少年は派手に飛び起きると、さわやかな青空を見上げ。
「おおお、抜けるような青空! なんといい天気だ! 太陽もあんなに高く! 高く……!」
もう昼だ。
そう気付いたとたん、みるみると少年の顔は青ざめていった。
「おおおおおおおおおおおおおおおお、オレとしたことが!! 完全に寝坊した!!」
走り出した少年のあとを、猫が追いかける。
「一路、待てよっ!」
猫が、喋っていた。
「久美恋どのと待ち合わせをしたのだ! 船が出る前に!!」
一路は助走をつけると、身長よりも高い金網をかけあがった。外へジャンプする。
「一路、待てって言ってんだろ!」
屋上の外とは、つまり空であるわけで。
「あ……」
4階なので10メートルは超えていた。その高さから一路は飛び降りたのだ。
「ったく、…………自分が寝たのがどこかぐらい、覚えておけよぉ」
「これしき! 爺っちゃんに受けた修行の成果!!」
一路は空中でありながら姿勢を変えた。

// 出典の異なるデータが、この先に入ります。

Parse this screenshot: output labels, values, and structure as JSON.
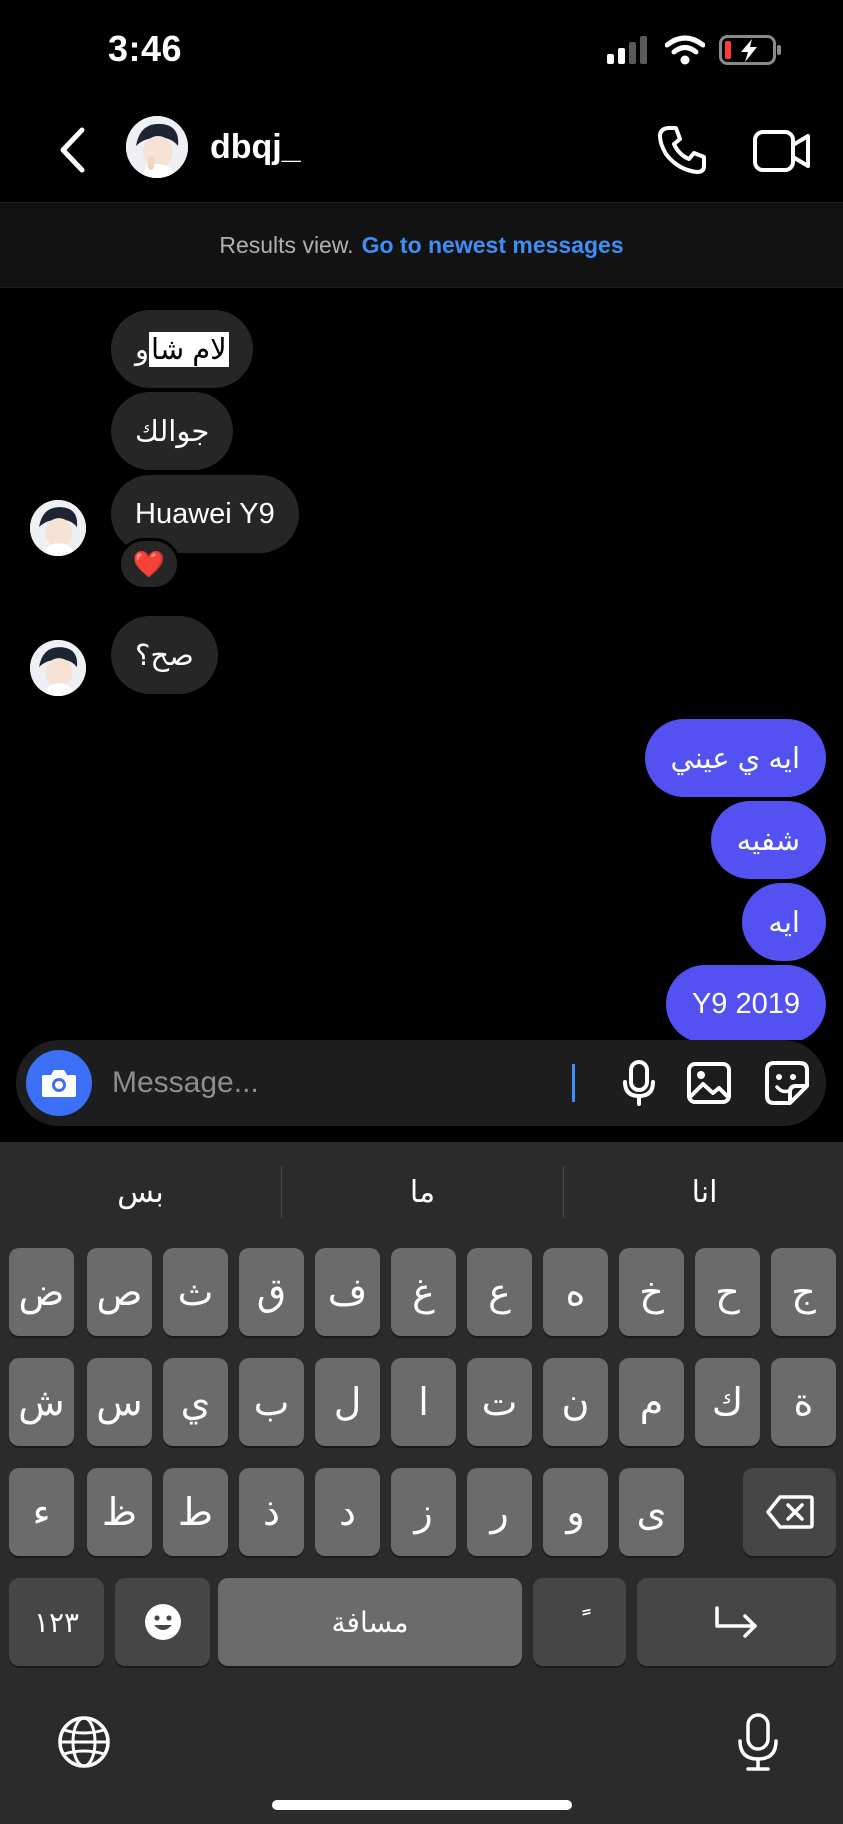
{
  "status_bar": {
    "time": "3:46"
  },
  "header": {
    "username": "dbqj_"
  },
  "banner": {
    "text": "Results view.",
    "link": "Go to newest messages"
  },
  "messages": {
    "incoming": [
      {
        "highlighted": "لام شا",
        "rest": "و"
      },
      {
        "text": "جوالك"
      },
      {
        "text": "Huawei Y9",
        "reaction": "❤️"
      },
      {
        "text": "صح؟"
      }
    ],
    "outgoing": [
      {
        "text": "ايه ي عيني"
      },
      {
        "text": "شفيه"
      },
      {
        "text": "ايه"
      },
      {
        "text": "Y9 2019"
      }
    ]
  },
  "composer": {
    "placeholder": "Message..."
  },
  "keyboard": {
    "suggestions": [
      "بس",
      "ما",
      "انا"
    ],
    "row1": [
      "ض",
      "ص",
      "ث",
      "ق",
      "ف",
      "غ",
      "ع",
      "ه",
      "خ",
      "ح",
      "ج"
    ],
    "row2": [
      "ش",
      "س",
      "ي",
      "ب",
      "ل",
      "ا",
      "ت",
      "ن",
      "م",
      "ك",
      "ة"
    ],
    "row3": [
      "ء",
      "ظ",
      "ط",
      "ذ",
      "د",
      "ز",
      "ر",
      "و",
      "ى"
    ],
    "numbers_label": "١٢٣",
    "space_label": "مسافة",
    "diacritic_label": "ًً",
    "emoji_icon": "emoji-icon",
    "return_icon": "return-icon"
  },
  "colors": {
    "outgoing_bubble": "#5351f2",
    "incoming_bubble": "#262626",
    "link": "#3e8ef7",
    "camera_button": "#3b6ff5"
  }
}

前屈みになって、くるくると回転をする。
一路は、まるで体操選手のごとく、キレイな着地を決めたのだ。
「熱ちっ」
裸足に、炎天下のアスファルトは厳しかったのだが。
「それが修行の成果かぁ?」
ヒゲを揺らして、猫が笑う。
馬鹿にされたのが悔しかったのか、一路は軽く唇を尖らせて。